I suppose the last time I read anything read anything about pirates, I must have been about ten. A lot has happened to pirates since then: they've been trapped and caged by the professoriate; they've been turned inside out and scrutinized so as to understand their place in social theory. Most of this inquiry has been carried on without my knowledge or consent but I begin to get the flavor as I read Colin Woodard's entertaining The Republic of Pirates (2007).

Woodard himself is refreshingly free of ambitious academic pretensions. What we have here is straight narrative, mostly about the Caribbean, chiefly about the period from 1716-20, sometimes loosely described as the locus of "the pirate republic" in and around Nassau in the Bahamas. In context, the label seems extravagant but not quite wrong: there does seem to have been a little window in time, and a little corner of the world, in which pirates could pretty much do what and go where they pleased.

Funny how when we think of pirates it is almost always the Caribbean we remember, letting slip the insight that pirates have been visiting their predations upon "legitimate society" for just about as long as there was anything to predate upon. Pompey cleaned them out of the sea lanes of the Roman Empire; Thomas Jefferson confronted them on the Barbary Coast, and Barack Obama may be the first president in some 200 years to preside over any pirate killing.

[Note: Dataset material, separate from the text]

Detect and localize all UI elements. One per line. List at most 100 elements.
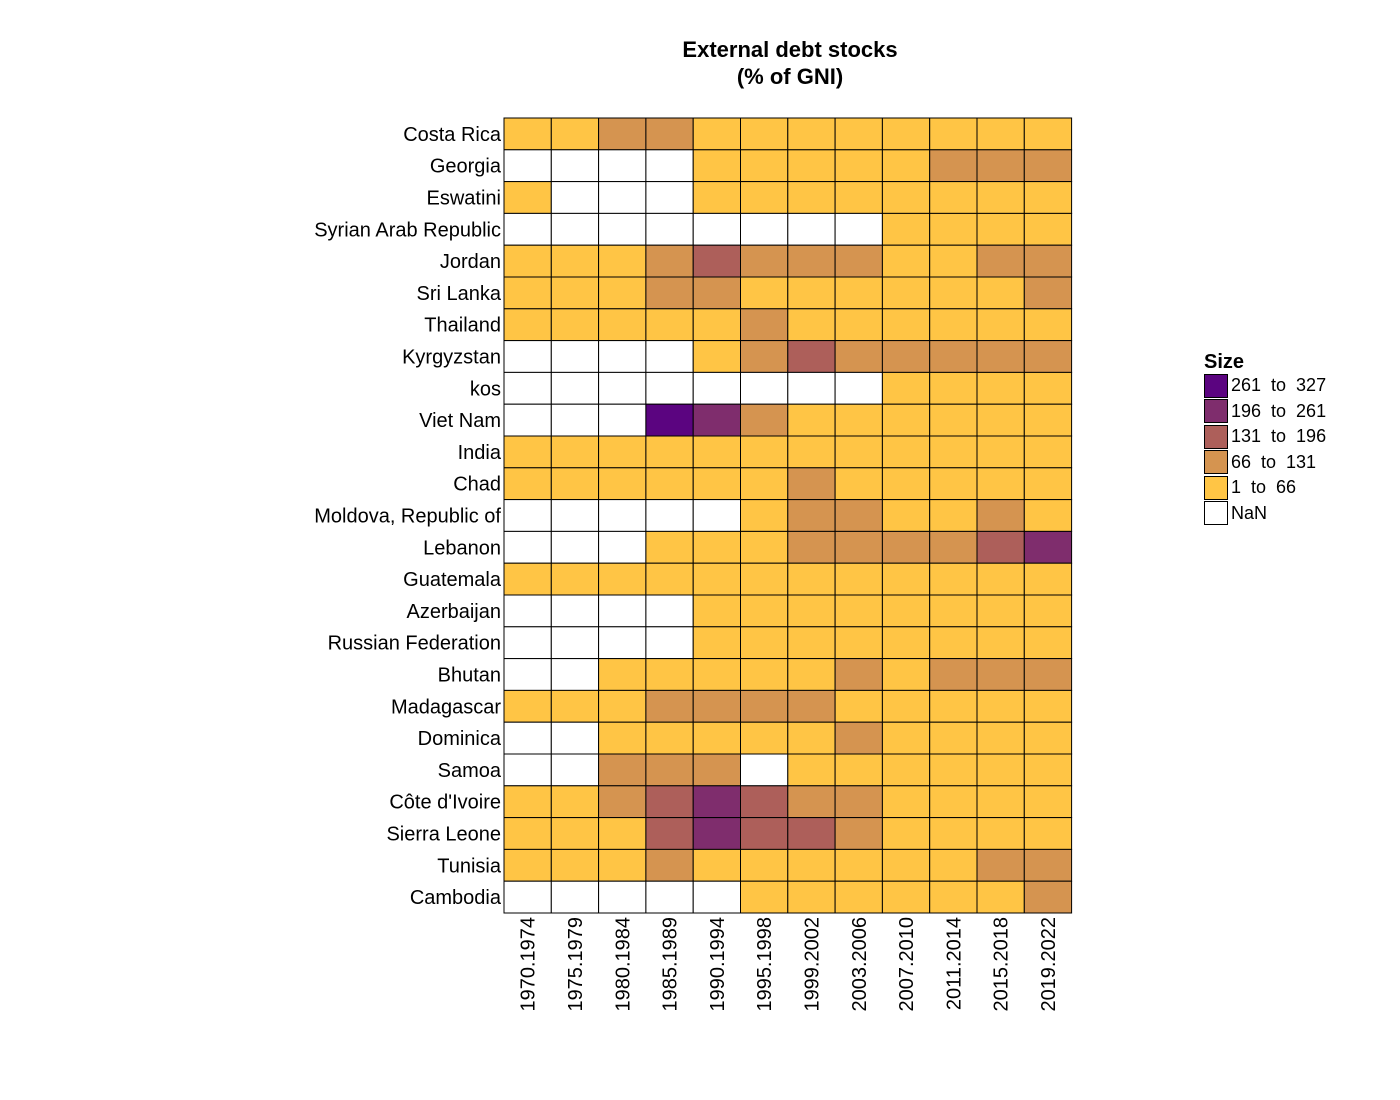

But it's Blackbeard and his 18th Century companions who catch most of our attention, and with good reason: aside from the hooks and the parrots, it does seem that around 1720 the planets were in alignment for piracy to a degree only rarely equaled at any other time. You had, first of all, great wealth in the Caribbean, including the scandalous but just barely legal traffic in African slaves. You had weak local government. You persistent instability in the wake of the "War of the Spanish Succession," which pitted English and French against each other in conflict over Spanish interest. You had a history of "privateering"--really piracy under government sanction.

And you had what might have been most important--a bunch of underemployed ex-combatants looking to make a few pence. Which invites attention to one often overlooked fact about piracy: it's a skilled trade. Even the lowliest deckhand had to know a halyard from a bowsprit, and the captaincy of a pirate ship required great management skill. Considering how good the pirates were at what they did, it's a wonder that they weren't even more successful. Indeed while I'm not sure I can put numbers on it, my guess after reading Woodard is that the defeat of the pirates may have had more to do with hostile weather than it did with sovereign power.

I did find my mind wandering to other perhaps comparable gaps in sovereignty. The cowboy era: again just a moment in time, much more transitory than you would guess from its prominence in the movies (I suppose there are all kinds of good reasons why cowboys and pirates make such popular movie themes). The cowboys didn't have the pirate's targets of opportunity to prey upon, but we witness some of the same improvisational state-building in each case.

Another, perhaps more trivial, example, is the shoot-em-up bad boys of the 1930s--John Dillinger, Baby-Face Nelson, that lot. They never reached anything like the pirates' complexity of organization. But they probably do represent a gap in the social fabric--a brief moment of dislocation during which the bad guys had more resources than the good.

And how, exactly, shall I classify the Mongols or the armies of Islam who appeared out of nowhere and came close to putting western sovereignty completely out of business?

Present-day comparisons are seductively easy. I see that some guy at George Mason (surprise!) has written a book arguing that pirates are just capitalist entrepreneurs in bright colored bandanas. Pirates as bankers? Next thing you know, somebody will be telling us that bankers are pirates. Oh wait.